Saturday, August 07, 2010

The Three-Run Homer

From 1966 through 1983 The Baltimore Orioles were one of baseball's best franchises. They played in five Fall Classics and seven American League Championship Series (beginning in 1969) during that 18-year stretch--winning three World Series Championships. Baltimore won with solid starting pitching. They excelled on the field defensively. And thanks to a series of powering hitting lineups, The Orioles defeated their opponents with the three-run homer. Rarely, did "The Oriole Way" include small ball, playing for one run--their Hall of Fame Manager didn't believe in it. Earl Weaver trusted the big inning. The frames in which his team threw the knockout punch at an opponent.

Baltimore being mentioned here this morning because last night at Dodger Stadium in Los Angeles, Our Washington Nationals played a brand of baseball reminiscent of Earl Weaver's Baltimore Orioles of yesteryear. During his 15 years at the helm of Baltimore's franchise, the combative Weaver always felt the best way to win any game was to blow the opposition away. When you have Frank Robinson, Brooks Robinson, Boog Powell, Don Baylor, Bobby Grich, Lee May, Reggie Jackson, Eddie Murray, Ken Singleton, Doug Decinces and Cal Ripken, Jr. at your disposal, you can think and believe along those lines.

Most every year he managed The Baltimore Orioles, Weaver had three power hitters in his lineups--players that could knock out anywhere from 25 to 40 homers per season, consistently. In 2010, Washington has three such sluggers written down on Jim Riggleman's scorecards most every day in Adam Dunn, Ryan Zimmerman and Josh Willingham. One of whom, Dunn, put on a show last evening proving, once again, how important the big inning can be in a baseball game. Dunn knocked out two three-run homers against The Dodgers' Clayton Kershaw in consecutive at-bats in the 1st and 3rd innings. A six run lead distanced by Adam which allowed his teammate, John Lannan, to settle in and pitch six complete at Dodger Stadium while giving Our Washington Nationals every chance to claim their latest victory.

Yeah, Lannan served up a two-run homer of his own to Andre Either in a three run 4th by Los Angeles, but that wasn't enough because one big inning by the home side wasn't enough to overcome two big innings by the visitors. Two powerful swings of the bat by Adam Dunn providing the knockout punches. The big lead never relinquished after John Lannan combined with Tyler Clippard, Sean Burnett and Drew Storen to finish this game off on the mound. Storen recording the first save of his Major League Career. The quality pitching necessary to round out any solid win.

Small ball has its moments, but nothing beats knocking the cover off the baseball and demoralizing the opposition with the three-run blast. Earl Weaver swore by it and won by it for years. The Los Angeles Dodgers felt the impact last night. Our Manager Jim Riggleman's lineups are equally capable. Zimmerman, Dunn and Willingham can sock a baseball out of any ballpark--missing though is the consistent team play.

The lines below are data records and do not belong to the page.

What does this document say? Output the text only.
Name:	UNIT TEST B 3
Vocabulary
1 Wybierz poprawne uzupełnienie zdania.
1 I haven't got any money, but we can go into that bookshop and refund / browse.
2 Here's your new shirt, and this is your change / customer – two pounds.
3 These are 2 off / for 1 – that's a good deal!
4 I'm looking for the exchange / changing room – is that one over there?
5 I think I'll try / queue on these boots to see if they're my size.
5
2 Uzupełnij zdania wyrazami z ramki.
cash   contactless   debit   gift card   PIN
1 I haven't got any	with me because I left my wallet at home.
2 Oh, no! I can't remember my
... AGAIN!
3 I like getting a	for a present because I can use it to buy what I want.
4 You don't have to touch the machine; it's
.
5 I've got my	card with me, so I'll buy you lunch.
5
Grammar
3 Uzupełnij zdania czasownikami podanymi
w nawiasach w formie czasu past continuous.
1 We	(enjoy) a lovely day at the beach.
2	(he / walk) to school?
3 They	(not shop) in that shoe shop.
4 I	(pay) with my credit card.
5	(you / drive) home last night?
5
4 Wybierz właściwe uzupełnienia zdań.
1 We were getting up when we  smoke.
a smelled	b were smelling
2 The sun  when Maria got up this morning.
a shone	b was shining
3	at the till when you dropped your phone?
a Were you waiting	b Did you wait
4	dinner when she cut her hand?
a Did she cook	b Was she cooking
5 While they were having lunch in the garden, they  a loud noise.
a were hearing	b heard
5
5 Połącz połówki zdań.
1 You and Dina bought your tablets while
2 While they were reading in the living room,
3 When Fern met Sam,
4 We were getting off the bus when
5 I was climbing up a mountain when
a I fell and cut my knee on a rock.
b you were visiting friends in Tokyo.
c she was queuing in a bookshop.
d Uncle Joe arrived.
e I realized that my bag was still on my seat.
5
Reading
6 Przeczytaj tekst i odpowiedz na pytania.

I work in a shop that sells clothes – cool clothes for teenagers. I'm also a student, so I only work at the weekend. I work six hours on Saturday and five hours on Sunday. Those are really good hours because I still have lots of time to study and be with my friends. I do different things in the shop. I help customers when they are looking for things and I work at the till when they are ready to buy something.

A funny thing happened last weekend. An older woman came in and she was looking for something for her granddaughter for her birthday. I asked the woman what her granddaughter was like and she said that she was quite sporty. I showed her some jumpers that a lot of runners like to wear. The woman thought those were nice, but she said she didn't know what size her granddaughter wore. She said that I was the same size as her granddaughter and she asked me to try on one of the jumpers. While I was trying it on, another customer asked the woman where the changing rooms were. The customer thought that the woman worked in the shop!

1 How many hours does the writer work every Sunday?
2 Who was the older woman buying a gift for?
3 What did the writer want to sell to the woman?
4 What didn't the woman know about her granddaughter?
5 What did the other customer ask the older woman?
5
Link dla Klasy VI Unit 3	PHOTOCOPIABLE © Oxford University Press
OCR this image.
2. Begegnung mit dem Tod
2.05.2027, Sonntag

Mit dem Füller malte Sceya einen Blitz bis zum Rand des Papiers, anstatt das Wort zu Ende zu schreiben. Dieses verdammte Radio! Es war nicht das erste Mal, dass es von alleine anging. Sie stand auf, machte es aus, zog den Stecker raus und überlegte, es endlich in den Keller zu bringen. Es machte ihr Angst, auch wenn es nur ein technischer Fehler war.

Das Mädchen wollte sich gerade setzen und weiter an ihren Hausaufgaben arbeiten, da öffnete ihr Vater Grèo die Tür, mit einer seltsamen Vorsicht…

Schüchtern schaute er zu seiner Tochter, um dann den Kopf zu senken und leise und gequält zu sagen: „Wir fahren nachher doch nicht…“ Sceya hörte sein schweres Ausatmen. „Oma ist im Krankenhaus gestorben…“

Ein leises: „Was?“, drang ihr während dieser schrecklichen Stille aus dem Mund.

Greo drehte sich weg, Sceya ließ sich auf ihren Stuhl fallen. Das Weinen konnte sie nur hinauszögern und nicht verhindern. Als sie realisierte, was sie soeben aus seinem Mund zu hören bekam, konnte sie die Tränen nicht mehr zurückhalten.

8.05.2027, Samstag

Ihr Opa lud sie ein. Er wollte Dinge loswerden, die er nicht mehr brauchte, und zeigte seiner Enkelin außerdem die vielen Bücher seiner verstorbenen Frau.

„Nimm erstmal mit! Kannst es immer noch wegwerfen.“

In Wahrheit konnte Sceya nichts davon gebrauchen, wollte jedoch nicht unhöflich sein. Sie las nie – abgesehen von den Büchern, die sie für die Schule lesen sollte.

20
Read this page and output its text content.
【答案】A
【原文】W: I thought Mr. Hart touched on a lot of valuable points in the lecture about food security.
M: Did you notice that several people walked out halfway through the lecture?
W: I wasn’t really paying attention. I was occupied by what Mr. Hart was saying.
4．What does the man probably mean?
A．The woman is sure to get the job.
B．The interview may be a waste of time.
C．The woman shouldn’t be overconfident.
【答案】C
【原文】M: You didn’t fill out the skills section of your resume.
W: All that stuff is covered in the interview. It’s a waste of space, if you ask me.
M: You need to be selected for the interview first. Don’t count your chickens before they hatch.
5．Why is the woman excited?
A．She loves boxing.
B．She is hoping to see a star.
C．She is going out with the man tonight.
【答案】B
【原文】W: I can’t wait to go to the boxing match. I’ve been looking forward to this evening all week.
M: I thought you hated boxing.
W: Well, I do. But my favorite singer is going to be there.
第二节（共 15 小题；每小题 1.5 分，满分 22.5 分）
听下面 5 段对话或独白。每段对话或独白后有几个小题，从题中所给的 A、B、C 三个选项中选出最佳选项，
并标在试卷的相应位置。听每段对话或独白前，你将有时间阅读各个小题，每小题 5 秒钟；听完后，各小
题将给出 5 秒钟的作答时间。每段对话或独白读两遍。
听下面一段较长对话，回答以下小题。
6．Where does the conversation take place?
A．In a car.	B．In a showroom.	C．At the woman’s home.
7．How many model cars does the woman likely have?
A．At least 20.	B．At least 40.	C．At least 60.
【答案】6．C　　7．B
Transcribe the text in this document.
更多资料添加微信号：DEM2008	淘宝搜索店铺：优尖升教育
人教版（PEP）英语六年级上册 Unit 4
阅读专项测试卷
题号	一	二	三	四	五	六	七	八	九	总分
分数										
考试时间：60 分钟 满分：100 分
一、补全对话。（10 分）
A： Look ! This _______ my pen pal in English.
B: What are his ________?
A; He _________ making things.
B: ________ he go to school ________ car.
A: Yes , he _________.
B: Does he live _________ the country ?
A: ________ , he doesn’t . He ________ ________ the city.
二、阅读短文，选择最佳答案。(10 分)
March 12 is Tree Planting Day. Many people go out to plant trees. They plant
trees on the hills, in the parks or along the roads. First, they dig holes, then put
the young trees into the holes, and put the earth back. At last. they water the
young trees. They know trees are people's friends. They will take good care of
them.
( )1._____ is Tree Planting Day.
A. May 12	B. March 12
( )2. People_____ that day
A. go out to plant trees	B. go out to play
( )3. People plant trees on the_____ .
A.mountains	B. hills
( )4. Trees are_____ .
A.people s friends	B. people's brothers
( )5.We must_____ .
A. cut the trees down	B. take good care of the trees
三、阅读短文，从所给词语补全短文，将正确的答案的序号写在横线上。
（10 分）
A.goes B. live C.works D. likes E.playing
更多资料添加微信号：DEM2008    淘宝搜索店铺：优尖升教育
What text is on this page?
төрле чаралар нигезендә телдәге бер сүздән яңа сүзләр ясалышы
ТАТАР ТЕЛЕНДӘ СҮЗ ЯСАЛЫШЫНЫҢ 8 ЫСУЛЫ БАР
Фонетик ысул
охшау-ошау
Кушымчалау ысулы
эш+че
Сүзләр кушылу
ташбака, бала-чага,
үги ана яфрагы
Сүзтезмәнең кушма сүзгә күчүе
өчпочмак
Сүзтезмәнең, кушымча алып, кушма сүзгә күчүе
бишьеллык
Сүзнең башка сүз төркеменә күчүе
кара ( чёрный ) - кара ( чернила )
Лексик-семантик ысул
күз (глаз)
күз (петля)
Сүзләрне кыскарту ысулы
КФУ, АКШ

Baltimore's Teams of the late 60's, 70's & early 80's had the power. They also had the pitching and the defense to back it up. The upgrades necessary for a D.C. team in 2010 and beyond to be considered a contender. But at least for one night--last Saturday evening in Southern California--Washington evoked memories of some great lineups from years' past. The three-run homer won for The Baltimore Orioles back then and it won, as well, for Our Washington Nationals last night.

Final Score from Dodger Stadium where Adam Dunn provided all the firepower with his 29th & 30th home runs to lead his team to another win: Our Washington Nationals 6 and The Los Angeles Dodgers 3. Curly "W" Number 49 proved how important power hitters are in the middle of a lineup. Even when a team is not hitting the baseball well, one swing of the bat can be a big difference. A three-run homer can get any team back into most every game. A three-run homer can also put you ahead in most every game as well. And last night in L.A., two three-run homers gave D.C.'s Team the necessary distance to claim their latest victory. The assurance needed and confidence gained that small ball does not always provide.

Last Night's In-Game Photos, Danny Moloshok (AP)


Edward J. Cunningham said...

Slightly off-topic question---is there any reason to believe Austin Kearns was deliberately playing badly to force the Nats to get rid of him like Felipe Lopez? I simply find it incredible that the same Kearns who played for us the past few years is now good enough to be picked up by the Yankees for a run at the pennant.

Screech's Best Friend said...

Kearns did have a right thumb injury while in Washington that never healed and didn't allow him to grip the bat well. I am sure he didn't tank it.

Edward J. Cunningham said...

OK. There's some residual bitterness on the Nats MLB board about why Kearns couldn't play that well when he was wearing a curly W.

Incidentally, if Nick Johnson ends up wearing a World Series ring, I'll be happy for him, because he played with the Yankees and had playoff experience before coming here. Yet not ONCE did he complain about playing in Washington or for the Nationals. That means a lot in my book.